Finding BLUE

Jim,

Please don’t spend $4,000 just to run a linear regression on 5,000 data points… there are a lot better ways to spend those $4,000. Excel will work fine. Otherwise, you can use me as a service: I will run any linear regression for you for just $100 each! :wink:

If you’re really going to do a linear regression, transforming the raw data into Z-score will not make any difference at all. (But make sure to include an intercept). The normalization will be done by the regression itself. You’ll get different coefficients, but the goodness of fit and the predictive value will be the same.

If you want to play around to find coefficients yourself, it’s probably better to use Z-score.

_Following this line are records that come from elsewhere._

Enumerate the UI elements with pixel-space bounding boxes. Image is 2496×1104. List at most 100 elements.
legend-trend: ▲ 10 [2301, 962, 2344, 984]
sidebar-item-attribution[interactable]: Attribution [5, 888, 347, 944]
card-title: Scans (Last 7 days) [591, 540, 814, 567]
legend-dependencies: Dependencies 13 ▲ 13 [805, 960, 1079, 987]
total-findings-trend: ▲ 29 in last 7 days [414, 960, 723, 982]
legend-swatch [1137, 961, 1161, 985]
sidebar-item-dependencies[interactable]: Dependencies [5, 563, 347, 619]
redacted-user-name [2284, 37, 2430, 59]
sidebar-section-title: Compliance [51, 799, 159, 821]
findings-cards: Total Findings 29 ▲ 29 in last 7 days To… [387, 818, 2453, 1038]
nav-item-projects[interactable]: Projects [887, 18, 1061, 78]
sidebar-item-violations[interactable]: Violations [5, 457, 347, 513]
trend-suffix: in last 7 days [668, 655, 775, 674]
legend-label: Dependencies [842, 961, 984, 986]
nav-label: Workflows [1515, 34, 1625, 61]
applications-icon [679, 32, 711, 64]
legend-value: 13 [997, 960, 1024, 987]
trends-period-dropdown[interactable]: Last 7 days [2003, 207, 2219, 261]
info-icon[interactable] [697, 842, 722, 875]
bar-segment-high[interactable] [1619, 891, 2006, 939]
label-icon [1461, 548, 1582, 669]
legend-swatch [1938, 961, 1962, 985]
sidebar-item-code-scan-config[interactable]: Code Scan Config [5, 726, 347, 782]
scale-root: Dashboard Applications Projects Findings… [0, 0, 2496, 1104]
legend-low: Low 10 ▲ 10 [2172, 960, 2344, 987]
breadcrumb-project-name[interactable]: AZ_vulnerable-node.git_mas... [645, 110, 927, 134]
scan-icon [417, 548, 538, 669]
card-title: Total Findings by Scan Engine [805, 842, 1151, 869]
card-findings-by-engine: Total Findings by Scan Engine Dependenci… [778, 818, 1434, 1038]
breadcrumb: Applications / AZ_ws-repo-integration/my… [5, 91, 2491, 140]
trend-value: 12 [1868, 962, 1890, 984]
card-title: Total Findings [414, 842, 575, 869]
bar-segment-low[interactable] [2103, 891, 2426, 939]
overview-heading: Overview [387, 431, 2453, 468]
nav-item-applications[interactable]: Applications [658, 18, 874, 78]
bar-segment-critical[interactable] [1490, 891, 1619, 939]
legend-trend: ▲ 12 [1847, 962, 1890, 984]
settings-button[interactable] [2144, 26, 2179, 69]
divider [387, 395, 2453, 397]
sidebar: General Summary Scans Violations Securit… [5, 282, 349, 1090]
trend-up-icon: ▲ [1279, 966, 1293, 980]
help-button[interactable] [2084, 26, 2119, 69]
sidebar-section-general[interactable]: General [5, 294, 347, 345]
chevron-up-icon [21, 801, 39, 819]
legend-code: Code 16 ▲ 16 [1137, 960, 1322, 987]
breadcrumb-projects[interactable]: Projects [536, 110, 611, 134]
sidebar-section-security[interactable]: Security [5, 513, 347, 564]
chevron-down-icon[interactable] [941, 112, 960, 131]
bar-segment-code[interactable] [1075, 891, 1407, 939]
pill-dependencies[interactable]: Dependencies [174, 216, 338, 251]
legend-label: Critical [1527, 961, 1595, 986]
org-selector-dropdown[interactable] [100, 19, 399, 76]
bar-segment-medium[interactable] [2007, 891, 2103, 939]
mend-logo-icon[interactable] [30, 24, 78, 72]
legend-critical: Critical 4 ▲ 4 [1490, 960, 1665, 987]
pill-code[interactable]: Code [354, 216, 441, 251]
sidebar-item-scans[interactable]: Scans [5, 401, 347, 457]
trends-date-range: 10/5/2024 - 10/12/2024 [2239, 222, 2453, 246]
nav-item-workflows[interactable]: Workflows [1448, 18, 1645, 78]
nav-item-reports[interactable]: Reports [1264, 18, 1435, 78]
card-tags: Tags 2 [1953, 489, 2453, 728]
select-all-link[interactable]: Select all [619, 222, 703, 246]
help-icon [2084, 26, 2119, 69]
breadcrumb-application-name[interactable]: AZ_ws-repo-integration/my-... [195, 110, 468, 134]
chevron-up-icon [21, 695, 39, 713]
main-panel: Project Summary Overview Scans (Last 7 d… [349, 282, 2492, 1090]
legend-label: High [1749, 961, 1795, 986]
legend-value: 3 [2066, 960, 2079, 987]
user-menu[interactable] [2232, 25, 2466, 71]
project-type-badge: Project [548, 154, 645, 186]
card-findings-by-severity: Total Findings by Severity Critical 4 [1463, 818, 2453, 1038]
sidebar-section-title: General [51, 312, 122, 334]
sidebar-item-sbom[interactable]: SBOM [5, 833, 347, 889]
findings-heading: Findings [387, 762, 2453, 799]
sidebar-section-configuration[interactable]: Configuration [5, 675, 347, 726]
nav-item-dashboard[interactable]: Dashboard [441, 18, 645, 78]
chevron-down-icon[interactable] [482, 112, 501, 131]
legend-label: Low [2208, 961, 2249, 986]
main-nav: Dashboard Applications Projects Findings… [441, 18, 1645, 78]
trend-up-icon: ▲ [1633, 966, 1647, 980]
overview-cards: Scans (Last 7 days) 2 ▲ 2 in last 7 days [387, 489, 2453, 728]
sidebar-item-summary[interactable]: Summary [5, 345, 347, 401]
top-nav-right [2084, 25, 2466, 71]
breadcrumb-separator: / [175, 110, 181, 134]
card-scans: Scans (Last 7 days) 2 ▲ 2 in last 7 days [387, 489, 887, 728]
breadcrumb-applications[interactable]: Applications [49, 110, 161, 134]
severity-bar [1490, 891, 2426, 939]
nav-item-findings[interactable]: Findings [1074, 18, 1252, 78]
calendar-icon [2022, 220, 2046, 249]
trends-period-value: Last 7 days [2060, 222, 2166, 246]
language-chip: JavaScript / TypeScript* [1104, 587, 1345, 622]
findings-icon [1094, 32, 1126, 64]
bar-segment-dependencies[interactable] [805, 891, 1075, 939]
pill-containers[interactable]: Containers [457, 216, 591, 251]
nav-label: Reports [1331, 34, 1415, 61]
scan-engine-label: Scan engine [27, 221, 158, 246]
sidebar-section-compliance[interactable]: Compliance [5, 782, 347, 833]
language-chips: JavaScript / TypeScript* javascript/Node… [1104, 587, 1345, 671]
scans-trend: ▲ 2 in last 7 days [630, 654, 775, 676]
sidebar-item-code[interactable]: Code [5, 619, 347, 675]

The coefficients will be a little more on a similar scale.

Regards,
Peter

Jim,

No, since ZScore is not available in ranking systems, what I do is much more complex. I test the factors & functions over 2 different market conditions using single factor ranking systems in Sims using the exposure list to define the periods the Sims buy stocks. The 2 market conditions are first, the 2 recessions, and second, the 2 bull markets that followed the recessions. I look for factors & functions that perform best during each market conditions. Then I try various trim values to look for better performance. Next I combine the factors & functions that work best during the 2 market conditions into 2 ranking systems. I then set up a Sim using the bull market ranking system and use market timing rules to morph into (and back out of) the bear market system using the Rating() function.

Peter,

Your input is always helpful!

STATA would possibly be useful for P123’s massive data at $4,000–perhaps.

I’m using Excel as you recommended and hoping to get $5,000 data points. If that little test shows potential, I will probably want to do a few more tests on the data then.

Thank you!

Jim

Peter,

It is exactly as you say. I originally tried the ranking system for the above sim without the ZScore. I had no luck at all finding coefficients by trial and error.

Thanks for reminding me that I could get rid of Zscore for the linear regression at this point.

Regards,

Jim

Andrew (SUpirate1081),

I mistakenly called ZScore a linear transformation (already edited). Instead, I should have called ZScore a linear function of X. Meaning:

ZScore(X) = a*x + b

Where
a = 1/standard deviation of X and,
b = mean of X/standard deviation of X
This assumes a fixed data set (population) with fixed (I.e., is a constant) mean and standard deviation.

This being the case I think it remains true that: if f(X) = y is linear then Zscore(“f(X)”) = y is linear. Rank[f(X)] = y is decidedly nonlinear.

What you said about the definition of a linear transformation is definitely true and I appreciate the correction.

Regards,

Jim